2025 single by Disiz and Theodora

"Melodrama" (stylized in all lowercase) is a song by French singers Disiz and Theodora. It was written by the aformentioned singers, with production handled by Disiz, Max Baby, Emmanuel Camy and Neon Valley. The track was released on 26 September 2025 as the lead single from Disiz's studio album On s'en rappellera pas.

"Melodrama" climbed to the top of the SNEP chart for several consecutive weeks. It was certified gold in France less than a month later and diamond two months later. This track held the record for the most consecutive weeks spent at number one on the French charts in 2025.

In February 2026, "Melodrama" became the longest-running French-language hit in France. It broke the record held by the hits "Belle" and "Petit génie". The song also holds the record in Belgium, having spent 16 consecutive weeks at number one, making it the longest-running French-language hit in the charts.

==Lyrics==
"Melodrama" explores the theme of wounded love, frustration, painful memories and misunderstanding in a complex love relationship.
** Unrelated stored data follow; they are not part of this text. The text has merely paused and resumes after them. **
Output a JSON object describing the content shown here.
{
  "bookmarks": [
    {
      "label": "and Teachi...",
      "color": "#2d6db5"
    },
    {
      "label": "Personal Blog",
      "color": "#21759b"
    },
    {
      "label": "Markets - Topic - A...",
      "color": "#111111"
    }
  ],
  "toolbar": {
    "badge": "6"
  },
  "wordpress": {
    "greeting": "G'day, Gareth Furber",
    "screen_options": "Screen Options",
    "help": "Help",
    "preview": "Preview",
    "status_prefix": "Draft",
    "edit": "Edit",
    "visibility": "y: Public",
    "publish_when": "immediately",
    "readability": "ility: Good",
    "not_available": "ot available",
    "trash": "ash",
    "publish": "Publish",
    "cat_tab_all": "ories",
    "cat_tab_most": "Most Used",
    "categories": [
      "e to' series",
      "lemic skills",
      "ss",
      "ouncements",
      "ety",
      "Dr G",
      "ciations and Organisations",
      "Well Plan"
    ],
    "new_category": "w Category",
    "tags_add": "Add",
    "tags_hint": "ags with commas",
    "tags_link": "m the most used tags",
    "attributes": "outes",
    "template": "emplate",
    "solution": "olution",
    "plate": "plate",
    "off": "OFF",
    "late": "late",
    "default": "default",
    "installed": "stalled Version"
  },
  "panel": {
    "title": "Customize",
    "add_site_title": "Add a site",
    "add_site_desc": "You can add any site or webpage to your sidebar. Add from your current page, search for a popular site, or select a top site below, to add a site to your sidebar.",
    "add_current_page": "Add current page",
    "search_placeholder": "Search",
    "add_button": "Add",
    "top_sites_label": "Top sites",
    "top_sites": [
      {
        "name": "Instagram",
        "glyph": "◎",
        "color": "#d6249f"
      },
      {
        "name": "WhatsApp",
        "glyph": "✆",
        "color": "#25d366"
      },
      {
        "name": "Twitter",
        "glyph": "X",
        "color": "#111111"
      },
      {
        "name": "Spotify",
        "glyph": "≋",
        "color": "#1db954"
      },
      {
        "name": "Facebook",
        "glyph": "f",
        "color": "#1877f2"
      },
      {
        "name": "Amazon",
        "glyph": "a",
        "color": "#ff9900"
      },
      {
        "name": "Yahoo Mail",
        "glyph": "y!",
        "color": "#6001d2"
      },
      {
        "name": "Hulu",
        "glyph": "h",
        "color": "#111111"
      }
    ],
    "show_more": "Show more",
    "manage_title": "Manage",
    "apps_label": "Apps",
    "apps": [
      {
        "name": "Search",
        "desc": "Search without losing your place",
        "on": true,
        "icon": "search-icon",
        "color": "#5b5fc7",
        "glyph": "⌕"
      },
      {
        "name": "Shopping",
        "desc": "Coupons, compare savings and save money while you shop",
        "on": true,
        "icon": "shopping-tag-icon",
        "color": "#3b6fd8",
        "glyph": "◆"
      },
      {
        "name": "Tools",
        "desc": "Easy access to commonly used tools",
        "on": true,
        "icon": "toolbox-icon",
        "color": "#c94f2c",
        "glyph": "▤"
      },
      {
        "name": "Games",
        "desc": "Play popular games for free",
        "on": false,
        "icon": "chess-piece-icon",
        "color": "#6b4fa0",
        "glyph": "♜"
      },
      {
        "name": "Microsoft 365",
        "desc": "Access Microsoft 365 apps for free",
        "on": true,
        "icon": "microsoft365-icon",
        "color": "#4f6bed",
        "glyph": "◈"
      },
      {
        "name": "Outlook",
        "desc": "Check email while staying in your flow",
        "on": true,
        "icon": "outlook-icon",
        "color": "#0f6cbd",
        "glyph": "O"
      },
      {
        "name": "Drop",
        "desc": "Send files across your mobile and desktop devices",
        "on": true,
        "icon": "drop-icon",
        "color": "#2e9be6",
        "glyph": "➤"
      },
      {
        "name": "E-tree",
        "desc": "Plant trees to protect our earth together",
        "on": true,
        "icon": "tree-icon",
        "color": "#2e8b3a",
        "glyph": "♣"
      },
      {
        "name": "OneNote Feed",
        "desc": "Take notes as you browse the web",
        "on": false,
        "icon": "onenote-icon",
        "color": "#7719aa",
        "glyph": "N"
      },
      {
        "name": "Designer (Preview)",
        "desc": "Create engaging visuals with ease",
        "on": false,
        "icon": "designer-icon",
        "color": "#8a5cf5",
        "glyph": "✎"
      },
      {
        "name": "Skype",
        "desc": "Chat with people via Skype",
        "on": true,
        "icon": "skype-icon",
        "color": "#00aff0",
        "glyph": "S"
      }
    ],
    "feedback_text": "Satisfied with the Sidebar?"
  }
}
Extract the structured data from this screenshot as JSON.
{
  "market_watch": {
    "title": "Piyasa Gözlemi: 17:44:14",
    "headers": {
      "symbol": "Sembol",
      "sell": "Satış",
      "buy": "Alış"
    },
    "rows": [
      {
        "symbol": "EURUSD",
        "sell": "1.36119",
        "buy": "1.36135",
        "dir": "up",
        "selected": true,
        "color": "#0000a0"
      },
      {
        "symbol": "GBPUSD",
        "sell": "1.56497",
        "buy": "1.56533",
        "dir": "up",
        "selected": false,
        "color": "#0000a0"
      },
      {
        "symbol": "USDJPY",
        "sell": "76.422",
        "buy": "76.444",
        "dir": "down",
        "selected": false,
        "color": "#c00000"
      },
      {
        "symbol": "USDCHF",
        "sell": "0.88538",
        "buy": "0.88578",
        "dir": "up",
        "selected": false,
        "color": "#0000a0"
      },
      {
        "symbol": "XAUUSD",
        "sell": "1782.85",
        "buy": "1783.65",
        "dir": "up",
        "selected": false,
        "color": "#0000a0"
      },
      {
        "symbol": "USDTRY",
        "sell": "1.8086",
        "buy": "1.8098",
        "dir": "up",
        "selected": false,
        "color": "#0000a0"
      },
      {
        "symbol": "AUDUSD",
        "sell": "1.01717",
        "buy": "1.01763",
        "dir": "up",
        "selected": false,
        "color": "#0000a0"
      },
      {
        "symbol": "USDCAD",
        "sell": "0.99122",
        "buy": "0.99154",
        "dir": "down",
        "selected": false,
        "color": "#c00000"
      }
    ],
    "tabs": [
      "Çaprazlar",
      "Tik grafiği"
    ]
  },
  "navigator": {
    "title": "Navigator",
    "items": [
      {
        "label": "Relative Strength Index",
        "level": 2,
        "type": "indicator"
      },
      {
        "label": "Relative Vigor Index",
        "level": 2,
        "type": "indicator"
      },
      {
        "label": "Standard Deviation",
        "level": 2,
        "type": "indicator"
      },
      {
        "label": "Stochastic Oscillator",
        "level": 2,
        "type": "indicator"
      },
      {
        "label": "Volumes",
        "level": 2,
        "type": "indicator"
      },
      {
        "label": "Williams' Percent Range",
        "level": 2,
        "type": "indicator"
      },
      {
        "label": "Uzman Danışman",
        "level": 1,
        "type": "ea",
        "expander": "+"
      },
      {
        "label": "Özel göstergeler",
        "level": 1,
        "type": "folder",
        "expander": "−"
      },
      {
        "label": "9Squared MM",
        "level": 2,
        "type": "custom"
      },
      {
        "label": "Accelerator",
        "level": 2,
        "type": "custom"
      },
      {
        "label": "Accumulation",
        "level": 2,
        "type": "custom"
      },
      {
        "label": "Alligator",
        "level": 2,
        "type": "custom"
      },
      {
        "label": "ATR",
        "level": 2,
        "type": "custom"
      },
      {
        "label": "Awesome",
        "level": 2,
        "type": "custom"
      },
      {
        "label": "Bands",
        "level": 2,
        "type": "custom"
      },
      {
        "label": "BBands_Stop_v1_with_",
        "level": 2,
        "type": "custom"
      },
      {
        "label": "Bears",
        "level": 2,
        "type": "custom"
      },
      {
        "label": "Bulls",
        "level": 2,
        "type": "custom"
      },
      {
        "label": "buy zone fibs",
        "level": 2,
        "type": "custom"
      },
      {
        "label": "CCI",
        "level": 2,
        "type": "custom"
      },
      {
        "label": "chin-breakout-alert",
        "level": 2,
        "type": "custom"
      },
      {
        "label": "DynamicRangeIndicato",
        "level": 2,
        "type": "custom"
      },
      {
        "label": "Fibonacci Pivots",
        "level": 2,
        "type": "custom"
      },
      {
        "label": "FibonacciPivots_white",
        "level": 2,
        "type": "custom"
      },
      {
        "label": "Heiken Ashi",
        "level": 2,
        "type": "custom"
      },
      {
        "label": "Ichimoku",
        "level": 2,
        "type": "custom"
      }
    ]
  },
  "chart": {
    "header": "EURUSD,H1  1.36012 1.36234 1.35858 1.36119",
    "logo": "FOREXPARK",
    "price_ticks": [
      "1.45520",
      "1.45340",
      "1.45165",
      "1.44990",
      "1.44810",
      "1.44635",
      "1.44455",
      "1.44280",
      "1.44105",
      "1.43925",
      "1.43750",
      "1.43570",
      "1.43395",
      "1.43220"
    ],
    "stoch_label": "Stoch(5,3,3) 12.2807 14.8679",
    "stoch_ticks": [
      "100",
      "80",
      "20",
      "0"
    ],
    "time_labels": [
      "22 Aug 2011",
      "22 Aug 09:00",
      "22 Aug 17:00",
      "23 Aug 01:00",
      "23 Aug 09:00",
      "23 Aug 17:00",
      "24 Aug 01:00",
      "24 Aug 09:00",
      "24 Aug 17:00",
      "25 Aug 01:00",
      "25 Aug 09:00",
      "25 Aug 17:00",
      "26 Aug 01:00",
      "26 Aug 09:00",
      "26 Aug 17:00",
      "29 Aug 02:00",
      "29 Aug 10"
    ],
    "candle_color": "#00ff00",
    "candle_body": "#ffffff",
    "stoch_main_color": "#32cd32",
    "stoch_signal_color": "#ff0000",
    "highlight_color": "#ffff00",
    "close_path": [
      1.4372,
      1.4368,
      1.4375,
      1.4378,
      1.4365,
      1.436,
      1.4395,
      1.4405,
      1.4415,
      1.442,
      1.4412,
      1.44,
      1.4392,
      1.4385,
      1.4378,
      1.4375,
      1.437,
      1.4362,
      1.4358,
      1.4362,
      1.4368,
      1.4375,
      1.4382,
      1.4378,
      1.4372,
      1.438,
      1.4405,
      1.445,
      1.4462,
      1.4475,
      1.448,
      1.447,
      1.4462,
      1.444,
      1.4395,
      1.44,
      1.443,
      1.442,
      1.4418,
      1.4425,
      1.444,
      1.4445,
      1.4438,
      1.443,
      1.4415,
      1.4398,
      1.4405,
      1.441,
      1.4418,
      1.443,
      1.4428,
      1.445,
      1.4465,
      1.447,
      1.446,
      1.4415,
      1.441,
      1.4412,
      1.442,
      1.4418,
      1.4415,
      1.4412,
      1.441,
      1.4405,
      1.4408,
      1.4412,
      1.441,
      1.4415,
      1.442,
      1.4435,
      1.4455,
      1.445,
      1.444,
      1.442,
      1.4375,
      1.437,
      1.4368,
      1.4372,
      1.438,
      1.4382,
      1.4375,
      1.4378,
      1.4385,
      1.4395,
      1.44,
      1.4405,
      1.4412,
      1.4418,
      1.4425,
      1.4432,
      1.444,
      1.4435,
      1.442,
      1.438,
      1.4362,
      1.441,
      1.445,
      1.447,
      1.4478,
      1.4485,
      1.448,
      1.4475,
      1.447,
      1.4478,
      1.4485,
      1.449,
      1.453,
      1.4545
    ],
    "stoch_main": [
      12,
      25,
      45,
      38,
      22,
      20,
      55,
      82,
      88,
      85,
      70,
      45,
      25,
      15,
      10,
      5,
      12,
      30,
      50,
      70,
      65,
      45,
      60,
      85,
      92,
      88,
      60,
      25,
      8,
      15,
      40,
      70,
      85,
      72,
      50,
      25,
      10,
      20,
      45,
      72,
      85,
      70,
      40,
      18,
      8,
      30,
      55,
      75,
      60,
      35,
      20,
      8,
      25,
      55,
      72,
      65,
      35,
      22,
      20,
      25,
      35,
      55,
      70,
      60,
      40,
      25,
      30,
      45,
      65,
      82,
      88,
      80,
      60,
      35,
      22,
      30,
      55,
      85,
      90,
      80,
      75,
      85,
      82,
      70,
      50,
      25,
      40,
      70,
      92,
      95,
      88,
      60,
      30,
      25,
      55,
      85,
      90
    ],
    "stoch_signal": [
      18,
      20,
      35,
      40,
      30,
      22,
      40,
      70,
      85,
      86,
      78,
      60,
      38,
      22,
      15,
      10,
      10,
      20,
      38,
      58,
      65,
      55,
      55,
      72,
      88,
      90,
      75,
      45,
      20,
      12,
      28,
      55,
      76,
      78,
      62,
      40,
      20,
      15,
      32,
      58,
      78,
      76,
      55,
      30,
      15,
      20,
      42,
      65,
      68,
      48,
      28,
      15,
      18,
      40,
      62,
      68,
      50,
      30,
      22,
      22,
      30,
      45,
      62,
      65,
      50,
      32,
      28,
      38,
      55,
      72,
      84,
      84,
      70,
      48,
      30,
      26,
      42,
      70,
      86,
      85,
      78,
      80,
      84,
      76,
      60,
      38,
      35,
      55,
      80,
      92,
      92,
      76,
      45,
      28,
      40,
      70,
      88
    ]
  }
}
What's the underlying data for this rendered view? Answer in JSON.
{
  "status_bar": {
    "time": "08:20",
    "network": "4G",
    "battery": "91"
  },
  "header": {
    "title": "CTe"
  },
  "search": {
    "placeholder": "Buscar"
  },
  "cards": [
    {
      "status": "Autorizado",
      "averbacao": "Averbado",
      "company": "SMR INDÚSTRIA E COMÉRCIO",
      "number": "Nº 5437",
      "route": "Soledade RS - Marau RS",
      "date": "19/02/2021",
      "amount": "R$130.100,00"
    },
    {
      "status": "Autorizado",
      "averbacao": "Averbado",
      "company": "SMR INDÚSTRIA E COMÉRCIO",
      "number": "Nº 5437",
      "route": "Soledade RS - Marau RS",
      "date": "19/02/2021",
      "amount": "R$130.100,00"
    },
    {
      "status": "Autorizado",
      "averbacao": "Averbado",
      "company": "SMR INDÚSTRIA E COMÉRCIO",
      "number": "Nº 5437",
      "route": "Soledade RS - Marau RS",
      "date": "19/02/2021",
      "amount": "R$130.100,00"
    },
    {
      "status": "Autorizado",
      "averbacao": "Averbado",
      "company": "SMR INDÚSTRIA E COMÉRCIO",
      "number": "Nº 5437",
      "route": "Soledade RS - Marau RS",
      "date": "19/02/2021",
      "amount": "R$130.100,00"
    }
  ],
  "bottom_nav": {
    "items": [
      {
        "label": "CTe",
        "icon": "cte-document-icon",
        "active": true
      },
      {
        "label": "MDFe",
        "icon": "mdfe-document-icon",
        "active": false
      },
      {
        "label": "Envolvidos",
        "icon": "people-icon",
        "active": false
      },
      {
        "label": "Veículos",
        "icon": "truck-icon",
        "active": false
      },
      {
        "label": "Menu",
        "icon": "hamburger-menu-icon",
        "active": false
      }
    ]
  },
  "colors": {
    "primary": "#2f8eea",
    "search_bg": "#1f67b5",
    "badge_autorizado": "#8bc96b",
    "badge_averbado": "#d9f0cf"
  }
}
Disiz deploys a melodic pop musical style, while Theodora brings a vocal touch that reinforces this "dramatic and vulnerable" atmosphere. The lyrics, in the form of a dialogue between the two artists, recount the pain and confusion of a relationship where attraction coexists with disillusionment, symbolized by the repeated reference to the sound "that you wouldn't have Shazam", a metaphor for something precious but elusive.

==Composition==
"Melodrama" is distinguished by a sophisticated and organic production with a reworked synthpop sound, imbued with 80s influences, created by a trio of producers including Neon Valley, Emmanuel Camy and Max Baby. The track is composed in G sharp with a tempo of 154 beats per minute.

== Charts ==

=== Weekly charts ===

Weekly chart performance
| Chart (2025–2026) | Peak position |
|---|---|
| Belgium (Ultratop 50 Wallonia) | 1 |
| CIS Airplay (TopHit) | 38 |
| France (SNEP) | 1 |
| Kazakhstan Airplay (TopHit) | 25 |
| Lithuania Airplay (TopHit) | 156 |
| Luxembourg (Billboard) | 9 |
| Moldova Airplay (TopHit) | 154 |
| Russia Airplay (TopHit) | 29 |
| Switzerland (Schweizer Hitparade) | 8 |

===Monthly charts===

Monthly chart performance
| Chart (2026) | Peak position |
|---|---|
| CIS Airplay (TopHit) | 43 |
| Kazakhstan Airplay (TopHit) | 25 |
| Russia Airplay (TopHit) | 34 |

==Certifications==

| Region | Certification | Certified units/sales |
| Belgium (BRMA) | Platinum | 40,000^{‡} |
| France (SNEP) | Diamond | 333,333^{‡} |
^{‡} Sales+streaming figures based on certification alone.